Peutinger

Up Catalog


     Marcus Agrippa directed a mapping project in the first century that surveyed the highways of the Roman Empire from Britain to the Middle East. The completed map was carved into marble and set up near the Forum in Rome. Over the years copies of Agrippa’s map were made and improved. The Peutinger Table may be a copy from the eleventh or twelfth century of a third century, or possibly a fourth century map by Castorius based on Agrippa’s map.
     It is drawn and painted on parchment seven meters long and one third of a meter wide. It depicts the world from Britain to the Ganges. No attempt has been made to show direction or scale. Distances are written in. Towns are shown as collections of houses, while great cities are pictured as medallions. Temples, lighthouses, fortresses, significant building, and forests are also pictured.
     The map was discovered by Konrad Celtes, Maximillian I’s librarian in a monastery library. Maximillian gave it to Konrad Peutinger, the town clerk of Augsburg. Peutinger was an antiquarian and noted coin collector. He was a retainer of the Emperor Charles V, and attempted to persuade Luther to accept the authority of the Emperor in religious matters. He was also a map collector, and the Tabula Peutingeriana took its name from its new owner. It is preserved in the State Library of Vienna. The map is the subject of a detailed study by Konrad Miller, Itineraria Romana, Stuttgart: Striker und Schröder, 1916.

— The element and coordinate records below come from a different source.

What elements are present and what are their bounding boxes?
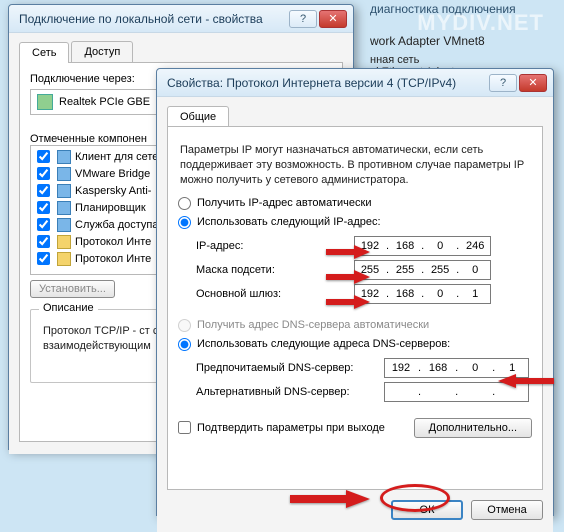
dns-alt-label: Альтернативный DNS-сервер: xyxy=(196,386,376,398)
protocol-icon xyxy=(57,235,71,249)
dnsa-oct-1[interactable] xyxy=(385,383,417,401)
ip-address-input[interactable]: . . . xyxy=(354,236,491,256)
bg-adapter-1: work Adapter VMnet8 xyxy=(370,34,485,48)
radio-dns-auto xyxy=(178,319,191,332)
dnsp-oct-4[interactable] xyxy=(496,359,528,377)
advanced-button[interactable]: Дополнительно... xyxy=(414,418,532,438)
close-icon[interactable]: ✕ xyxy=(519,74,547,92)
ipv4-properties-dialog: Свойства: Протокол Интернета версии 4 (T… xyxy=(156,68,554,516)
item-checkbox[interactable] xyxy=(37,252,50,265)
ip-oct-3[interactable] xyxy=(425,237,455,255)
radio-ip-manual[interactable] xyxy=(178,216,191,229)
item-checkbox[interactable] xyxy=(37,184,50,197)
ok-button[interactable]: ОК xyxy=(391,500,463,520)
dnsp-oct-1[interactable] xyxy=(385,359,417,377)
dnsa-oct-2[interactable] xyxy=(422,383,454,401)
radio-dns-manual[interactable] xyxy=(178,338,191,351)
radio-dns-auto-label: Получить адрес DNS-сервера автоматически xyxy=(197,319,429,331)
close-icon[interactable]: ✕ xyxy=(319,10,347,28)
help-button-icon[interactable]: ? xyxy=(489,74,517,92)
service-icon xyxy=(57,167,71,181)
tab-general[interactable]: Общие xyxy=(167,106,229,127)
protocol-icon xyxy=(57,252,71,266)
gw-oct-2[interactable] xyxy=(390,285,420,303)
dnsp-oct-2[interactable] xyxy=(422,359,454,377)
mask-oct-3[interactable] xyxy=(425,261,455,279)
client-icon xyxy=(57,150,71,164)
dns-pref-label: Предпочитаемый DNS-сервер: xyxy=(196,362,376,374)
item-checkbox[interactable] xyxy=(37,218,50,231)
gateway-input[interactable]: . . . xyxy=(354,284,491,304)
watermark: MYDIV.NET xyxy=(417,10,544,36)
ip-oct-4[interactable] xyxy=(460,237,490,255)
dnsa-oct-3[interactable] xyxy=(459,383,491,401)
lan-title: Подключение по локальной сети - свойства xyxy=(19,12,289,26)
dns-pref-input[interactable]: . . . xyxy=(384,358,529,378)
radio-ip-manual-label: Использовать следующий IP-адрес: xyxy=(197,216,381,228)
item-checkbox[interactable] xyxy=(37,235,50,248)
ipv4-titlebar[interactable]: Свойства: Протокол Интернета версии 4 (T… xyxy=(157,69,553,97)
lan-titlebar[interactable]: Подключение по локальной сети - свойства… xyxy=(9,5,353,33)
radio-dns-manual-label: Использовать следующие адреса DNS-сервер… xyxy=(197,338,450,350)
ipv4-title: Свойства: Протокол Интернета версии 4 (T… xyxy=(167,76,489,90)
cancel-button[interactable]: Отмена xyxy=(471,500,543,520)
dnsp-oct-3[interactable] xyxy=(459,359,491,377)
service-icon xyxy=(57,201,71,215)
ipv4-description: Параметры IP могут назначаться автоматич… xyxy=(178,137,532,194)
adapter-name: Realtek PCIe GBE xyxy=(59,96,150,108)
confirm-on-exit-label: Подтвердить параметры при выходе xyxy=(197,422,385,434)
mask-oct-1[interactable] xyxy=(355,261,385,279)
install-button[interactable]: Установить... xyxy=(30,280,115,298)
confirm-on-exit-checkbox[interactable] xyxy=(178,421,191,434)
mask-label: Маска подсети: xyxy=(196,264,346,276)
radio-ip-auto-label: Получить IP-адрес автоматически xyxy=(197,197,371,209)
dnsa-oct-4[interactable] xyxy=(496,383,528,401)
service-icon xyxy=(57,218,71,232)
radio-ip-auto[interactable] xyxy=(178,197,191,210)
dns-alt-input[interactable]: . . . xyxy=(384,382,529,402)
gw-oct-3[interactable] xyxy=(425,285,455,303)
mask-oct-4[interactable] xyxy=(460,261,490,279)
ip-address-label: IP-адрес: xyxy=(196,240,346,252)
help-button-icon[interactable]: ? xyxy=(289,10,317,28)
mask-oct-2[interactable] xyxy=(390,261,420,279)
ip-oct-1[interactable] xyxy=(355,237,385,255)
tab-network[interactable]: Сеть xyxy=(19,42,69,63)
item-checkbox[interactable] xyxy=(37,201,50,214)
adapter-icon xyxy=(37,94,53,110)
item-checkbox[interactable] xyxy=(37,167,50,180)
mask-input[interactable]: . . . xyxy=(354,260,491,280)
service-icon xyxy=(57,184,71,198)
gateway-label: Основной шлюз: xyxy=(196,288,346,300)
item-checkbox[interactable] xyxy=(37,150,50,163)
gw-oct-1[interactable] xyxy=(355,285,385,303)
tab-access[interactable]: Доступ xyxy=(71,41,133,62)
ip-oct-2[interactable] xyxy=(390,237,420,255)
gw-oct-4[interactable] xyxy=(460,285,490,303)
description-legend: Описание xyxy=(39,302,98,314)
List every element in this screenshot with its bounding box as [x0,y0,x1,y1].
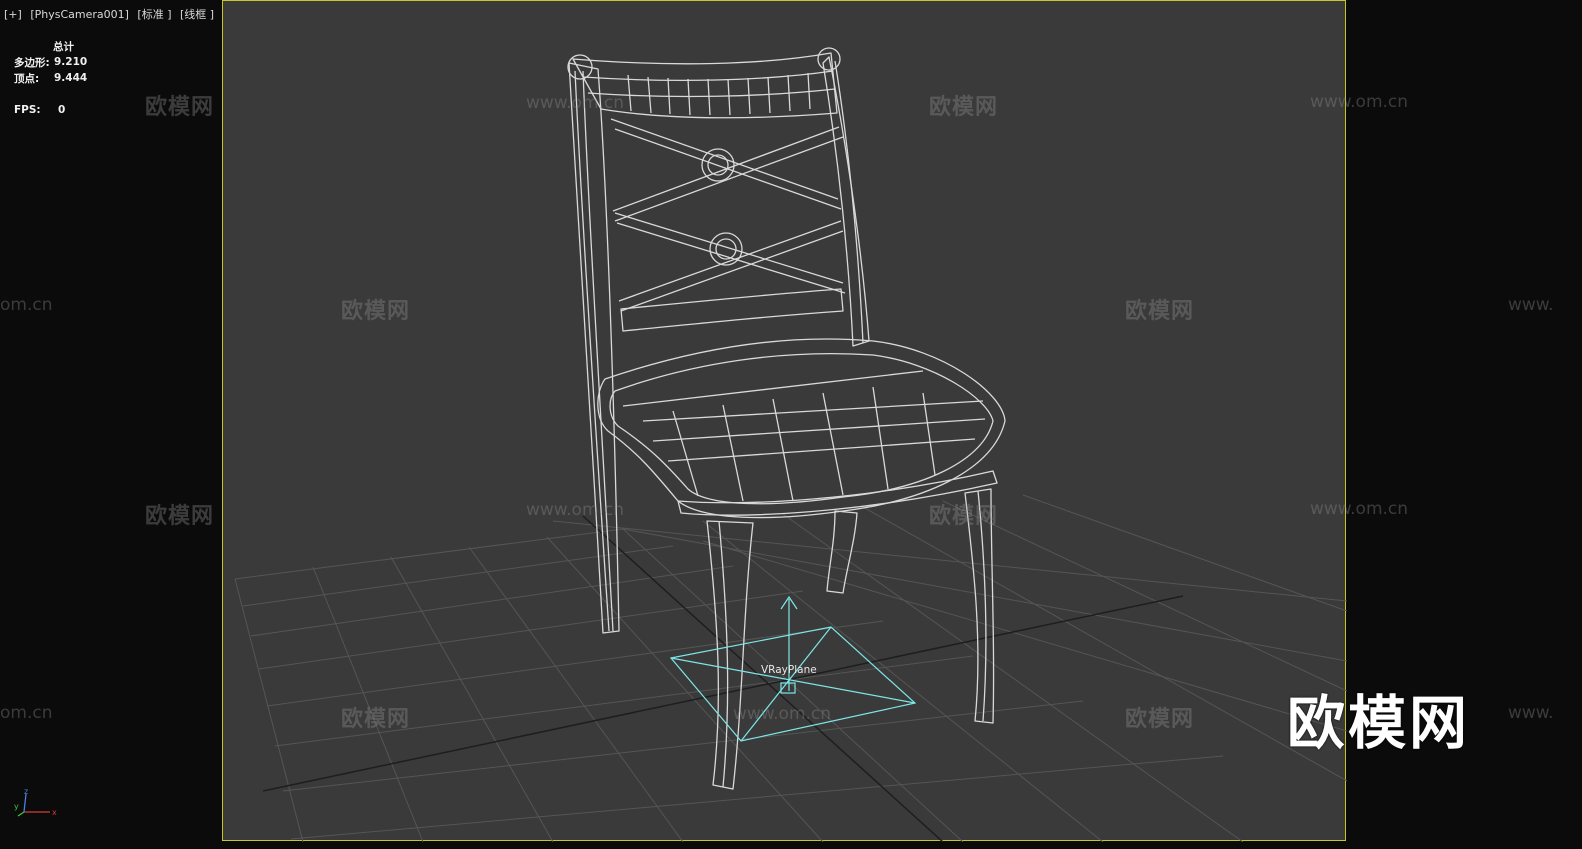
viewport-camera-label[interactable]: [PhysCamera001] [30,8,129,21]
stats-title: 总计 [53,40,74,53]
viewport-display-mode-label[interactable]: [线框 ] [180,8,214,21]
watermark-brand: 欧模网 [1125,299,1195,324]
axis-z-label: z [24,787,28,796]
viewport-shading-label[interactable]: [标准 ] [137,8,171,21]
watermark-brand: 欧模网 [1125,707,1195,732]
watermark-url-cut: om.cn [0,703,53,723]
axis-x-label: x [52,808,57,817]
watermark-brand: 欧模网 [929,504,999,529]
stats-vertices-value: 9.444 [54,72,88,84]
watermark-url-cut: www. [1508,703,1554,723]
watermark-brand: 欧模网 [145,504,215,529]
watermark-url: www.om.cn [1310,499,1409,519]
watermark-brand: 欧模网 [341,299,411,324]
watermark-url: www.om.cn [526,93,625,113]
stats-vertices-label: 顶点: [14,72,40,85]
stats-fps-row: FPS: 0 [14,102,87,118]
watermark-brand: 欧模网 [929,95,999,120]
active-viewport[interactable]: 欧模网 www.om.cn 欧模网 欧模网 欧模网 欧模网 www.om.cn … [145,0,1347,842]
watermark-url-cut: www. [1508,295,1554,315]
statistics-overlay: 总计 多边形: 9.210 顶点: 9.444 FPS: 0 [14,38,87,118]
vrayplane-label: VRayPlane [761,664,817,676]
brand-logo: 欧模网 [1287,689,1471,757]
axis-y-label: y [14,802,19,811]
watermark-url: www.om.cn [733,704,832,724]
chair-wireframe[interactable] [567,47,1006,790]
stats-fps-value: 0 [58,104,66,116]
axis-tripod-icon: x y z [14,787,57,817]
watermark-url: www.om.cn [1310,92,1409,112]
stats-polygons-value: 9.210 [54,56,88,68]
watermark-brand: 欧模网 [145,95,215,120]
watermark-brand: 欧模网 [341,707,411,732]
viewport-menu-plus[interactable]: [+] [4,8,22,21]
stats-polygons-row: 多边形: 9.210 [14,54,87,70]
stats-vertices-row: 顶点: 9.444 [14,70,87,86]
watermark-url: www.om.cn [526,500,625,520]
stats-polygons-label: 多边形: [14,56,50,69]
viewport-label[interactable]: [+] [PhysCamera001] [标准 ] [线框 ] [4,6,219,22]
stats-fps-label: FPS: [14,104,41,116]
watermark-url-cut: om.cn [0,295,53,315]
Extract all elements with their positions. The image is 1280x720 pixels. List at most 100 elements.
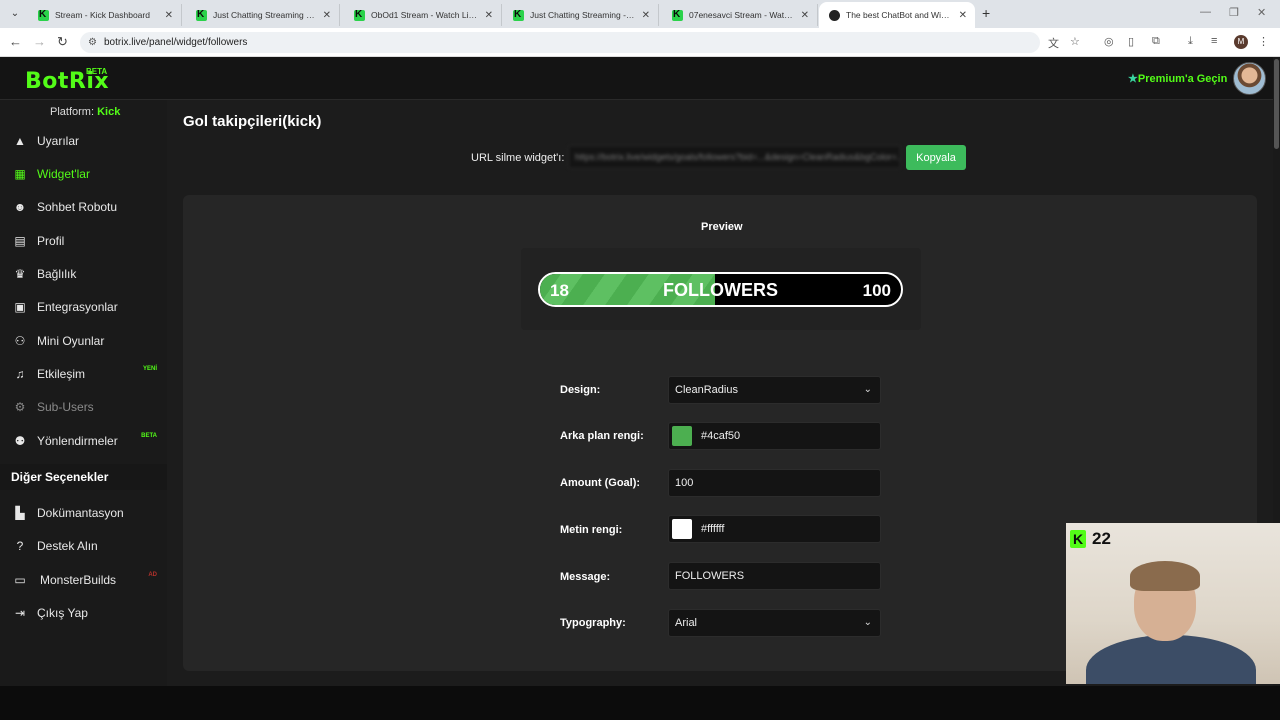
premium-label: Premium'a Geçin	[1137, 73, 1228, 85]
sidebar-item-integrations[interactable]: ▣ Entegrasyonlar	[0, 292, 167, 322]
kick-favicon-icon	[196, 9, 207, 21]
browser-tab-active[interactable]: The best ChatBot and Widgets ✕	[819, 2, 975, 28]
tab-title: 07enesavci Stream - Watch Live	[689, 10, 795, 20]
reload-icon[interactable]: ↻	[57, 34, 68, 50]
sidebar-section-title: Diğer Seçenekler	[0, 464, 167, 490]
sidebar-item-alerts[interactable]: ▲ Uyarılar	[0, 126, 167, 156]
help-circle-icon: ?	[16, 539, 24, 553]
typography-value: Arial	[675, 617, 698, 629]
sidebar-item-label: Sohbet Robotu	[37, 200, 118, 214]
new-tab-plus-icon[interactable]: +	[982, 5, 990, 21]
new-badge: YENİ	[142, 366, 157, 372]
url-text: botrix.live/panel/widget/followers	[104, 37, 248, 48]
text-color-swatch[interactable]	[672, 519, 692, 539]
close-tab-icon[interactable]: ✕	[959, 10, 967, 21]
sidebar-item-profile[interactable]: ▤ Profil	[0, 226, 167, 256]
close-tab-icon[interactable]: ✕	[485, 10, 493, 21]
sidebar-item-interaction[interactable]: ♫ Etkileşim YENİ	[0, 359, 167, 389]
text-color-field[interactable]: #ffffff	[668, 515, 881, 543]
design-value: CleanRadius	[675, 384, 738, 396]
maximize-icon[interactable]: ❐	[1229, 6, 1239, 19]
scrollbar-thumb[interactable]	[1274, 59, 1279, 149]
laptop-icon: ▭	[14, 573, 26, 587]
browser-tab[interactable]: Just Chatting Streaming - Live S ✕	[503, 4, 659, 26]
premium-link[interactable]: ★Premium'a Geçin	[1128, 72, 1227, 85]
webcam-overlay: K 22	[1066, 523, 1280, 684]
sidebar-item-loyalty[interactable]: ♛ Bağlılık	[0, 259, 167, 289]
sidebar-item-widgets[interactable]: ▦ Widget'lar	[0, 159, 167, 189]
message-label: Message:	[560, 571, 611, 583]
close-tab-icon[interactable]: ✕	[323, 10, 331, 21]
tab-search-chevron-icon[interactable]: ⌄	[6, 6, 24, 22]
platform-indicator: Platform: Kick	[50, 106, 120, 118]
download-icon[interactable]: ⤓	[1188, 35, 1193, 48]
robot-icon: ☻	[13, 200, 27, 214]
browser-tab[interactable]: ObOd1 Stream - Watch Live on ✕	[344, 4, 502, 26]
browser-tab[interactable]: Just Chatting Streaming - Live S ✕	[186, 4, 340, 26]
sidebar-item-support[interactable]: ? Destek Alın	[0, 531, 167, 561]
kick-count-badge: K 22	[1070, 529, 1111, 549]
browser-tab[interactable]: 07enesavci Stream - Watch Live ✕	[662, 4, 818, 26]
bookmark-star-icon[interactable]: ☆	[1070, 35, 1080, 48]
sidebar-item-chatbot[interactable]: ☻ Sohbet Robotu	[0, 192, 167, 222]
extension-icon[interactable]: ◎	[1104, 35, 1114, 48]
sidebar-item-label: Widget'lar	[37, 167, 90, 181]
users-icon: ⚉	[14, 434, 26, 448]
kick-favicon-icon	[672, 9, 683, 21]
document-icon: ▙	[15, 506, 25, 520]
bg-color-label: Arka plan rengi:	[560, 430, 644, 442]
tab-title: Just Chatting Streaming - Live S	[213, 10, 317, 20]
chevron-down-icon: ⌄	[863, 617, 872, 628]
typography-select[interactable]: Arial ⌄	[668, 609, 881, 637]
design-select[interactable]: CleanRadius ⌄	[668, 376, 881, 404]
beta-badge: BETA	[141, 433, 157, 439]
browser-tab[interactable]: Stream - Kick Dashboard ✕	[28, 4, 182, 26]
chevron-down-icon: ⌄	[863, 384, 872, 395]
tab-title: The best ChatBot and Widgets	[846, 10, 953, 20]
sidebar-item-monsterbuilds[interactable]: ▭ MonsterBuilds AD	[0, 565, 167, 595]
sidebar-item-sub-users[interactable]: ⚙ Sub-Users	[0, 392, 167, 422]
sidebar-item-redirects[interactable]: ⚉ Yönlendirmeler BETA	[0, 426, 167, 456]
sidebar-item-label: Sub-Users	[37, 400, 94, 414]
close-tab-icon[interactable]: ✕	[642, 10, 650, 21]
kick-favicon-icon	[38, 9, 49, 21]
sidebar-item-docs[interactable]: ▙ Dokümantasyon	[0, 498, 167, 528]
amount-input[interactable]: 100	[668, 469, 881, 497]
address-bar[interactable]: ⚙ botrix.live/panel/widget/followers	[80, 32, 1040, 53]
puzzle-icon[interactable]: ⧉	[1152, 35, 1160, 48]
user-avatar[interactable]	[1233, 62, 1266, 95]
reading-icon[interactable]: ▯	[1128, 35, 1134, 48]
kick-favicon-icon	[354, 9, 365, 21]
copy-button[interactable]: Kopyala	[906, 145, 966, 170]
bg-color-field[interactable]: #4caf50	[668, 422, 881, 450]
widget-preview: 18 FOLLOWERS 100	[521, 248, 921, 330]
sidebar-item-label: Dokümantasyon	[37, 506, 124, 520]
translate-icon[interactable]: 文	[1048, 35, 1059, 51]
widgets-grid-icon: ▦	[14, 167, 26, 181]
sidebar-item-logout[interactable]: ⇥ Çıkış Yap	[0, 598, 167, 628]
forward-arrow-icon[interactable]: →	[33, 34, 46, 49]
message-value: FOLLOWERS	[675, 570, 745, 582]
sidebar-item-label: Mini Oyunlar	[37, 334, 105, 348]
widget-url-field[interactable]: https://botrix.live/widgets/goals/follow…	[568, 145, 901, 169]
close-tab-icon[interactable]: ✕	[165, 10, 173, 21]
text-color-label: Metin rengi:	[560, 524, 623, 536]
media-icon[interactable]: ≡	[1211, 35, 1217, 47]
close-tab-icon[interactable]: ✕	[801, 10, 809, 21]
close-window-icon[interactable]: ✕	[1257, 6, 1266, 19]
browser-tab-bar: ⌄ Stream - Kick Dashboard ✕ Just Chattin…	[0, 0, 1280, 28]
site-settings-icon[interactable]: ⚙	[88, 32, 97, 53]
ad-badge: AD	[148, 572, 157, 578]
bg-color-swatch[interactable]	[672, 426, 692, 446]
sidebar-item-minigames[interactable]: ⚇ Mini Oyunlar	[0, 326, 167, 356]
minimize-icon[interactable]: —	[1200, 6, 1211, 18]
kebab-menu-icon[interactable]: ⋮	[1258, 35, 1269, 48]
bottom-strip	[0, 686, 1280, 720]
profile-avatar[interactable]: M	[1234, 35, 1248, 49]
browser-toolbar: ← → ↻ ⚙ botrix.live/panel/widget/followe…	[0, 28, 1280, 57]
preview-label: Preview	[701, 221, 743, 233]
message-input[interactable]: FOLLOWERS	[668, 562, 881, 590]
tab-title: Stream - Kick Dashboard	[55, 10, 150, 20]
back-arrow-icon[interactable]: ←	[9, 34, 22, 49]
platform-value: Kick	[97, 106, 121, 118]
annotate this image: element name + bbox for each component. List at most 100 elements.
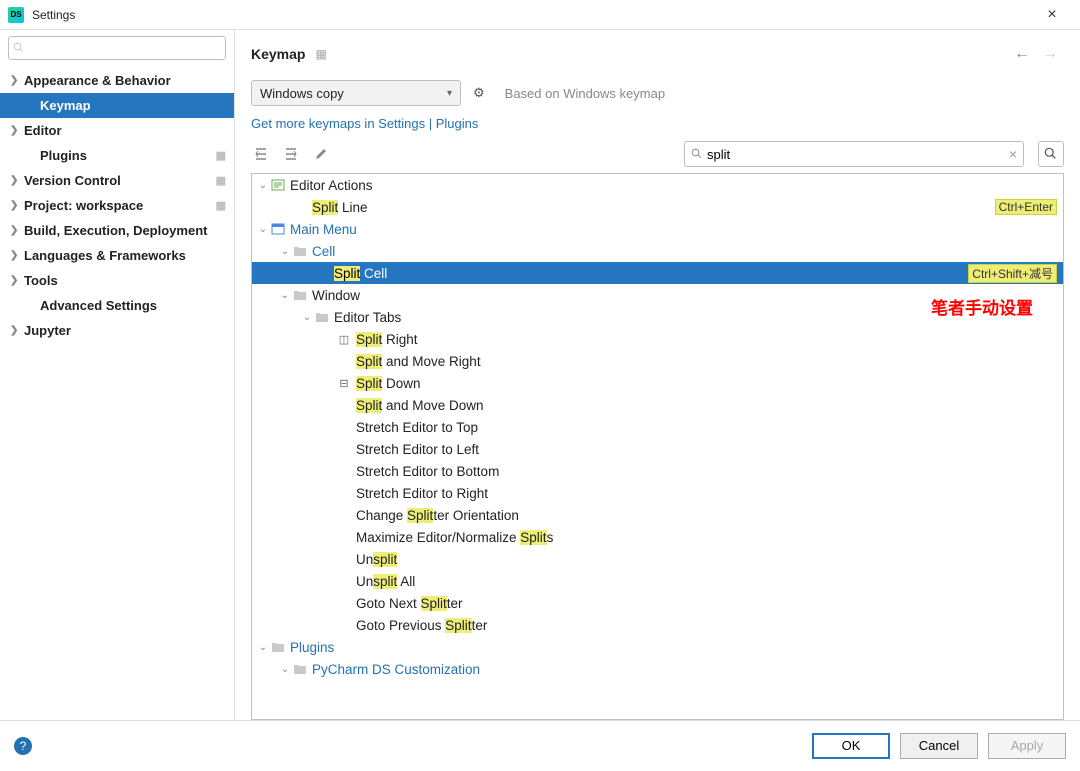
- tree-row[interactable]: ⌄Plugins: [252, 636, 1063, 658]
- page-gear-icon: ▦: [315, 47, 326, 61]
- breadcrumb-bar: Keymap ▦ ← →: [235, 34, 1080, 74]
- tree-row[interactable]: Unsplit All: [252, 570, 1063, 592]
- folder-icon: [270, 639, 286, 655]
- cancel-button[interactable]: Cancel: [900, 733, 978, 759]
- get-more-keymaps-link[interactable]: Get more keymaps in Settings | Plugins: [235, 110, 1080, 141]
- split-right-icon: [336, 331, 352, 347]
- tree-label: Cell: [312, 244, 1057, 259]
- sidebar-item-advanced-settings[interactable]: Advanced Settings: [0, 293, 234, 318]
- tree-label: Editor Tabs: [334, 310, 1057, 325]
- tree-label: Split Down: [356, 376, 1057, 391]
- editor-actions-icon: [270, 177, 286, 193]
- tree-row[interactable]: Maximize Editor/Normalize Splits: [252, 526, 1063, 548]
- tree-row[interactable]: ⌄ Window: [252, 284, 1063, 306]
- tree-label: Editor Actions: [290, 178, 1057, 193]
- tree-row[interactable]: Change Splitter Orientation: [252, 504, 1063, 526]
- split-down-icon: [336, 375, 352, 391]
- expand-icon: ❯: [10, 75, 24, 86]
- sidebar-item-keymap[interactable]: Keymap: [0, 93, 234, 118]
- collapse-all-button[interactable]: [281, 144, 301, 164]
- shortcut-badge: Ctrl+Enter: [995, 199, 1057, 215]
- collapse-icon[interactable]: ⌄: [256, 642, 270, 653]
- sidebar-item-project-workspace[interactable]: ❯Project: workspace▦: [0, 193, 234, 218]
- based-on-label: Based on Windows keymap: [505, 86, 665, 101]
- app-icon: DS: [8, 7, 24, 23]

A computer facsimile of the map is available in Bibliotheca Augustana at
  http://www.fh-augsburg.de/~harsch/Chronologia/Lspost03/Tabula/tab_pe00.html
 

       At the beginning of the second century A.D. the Roman Emperor, Trajan, led his legions across the Danube River to fight the Dacians and the Getians. One of his camps was called Castra Nova. The town of Pelendava grew up around the camp; the Romanian stamp commemorates the first documentary mention of the town’s name, Craiova, which had replaced Pelendava before the end of the fifteenth century. The name Craiova is Slavic for “royal city.”

  SCN 2582

     The Italian stamp shows the Via Francigena, the main road of communication between central Europe and Italy. Thousands of pilgrims traveled this road in order to reach Rome, the center of the Christian world.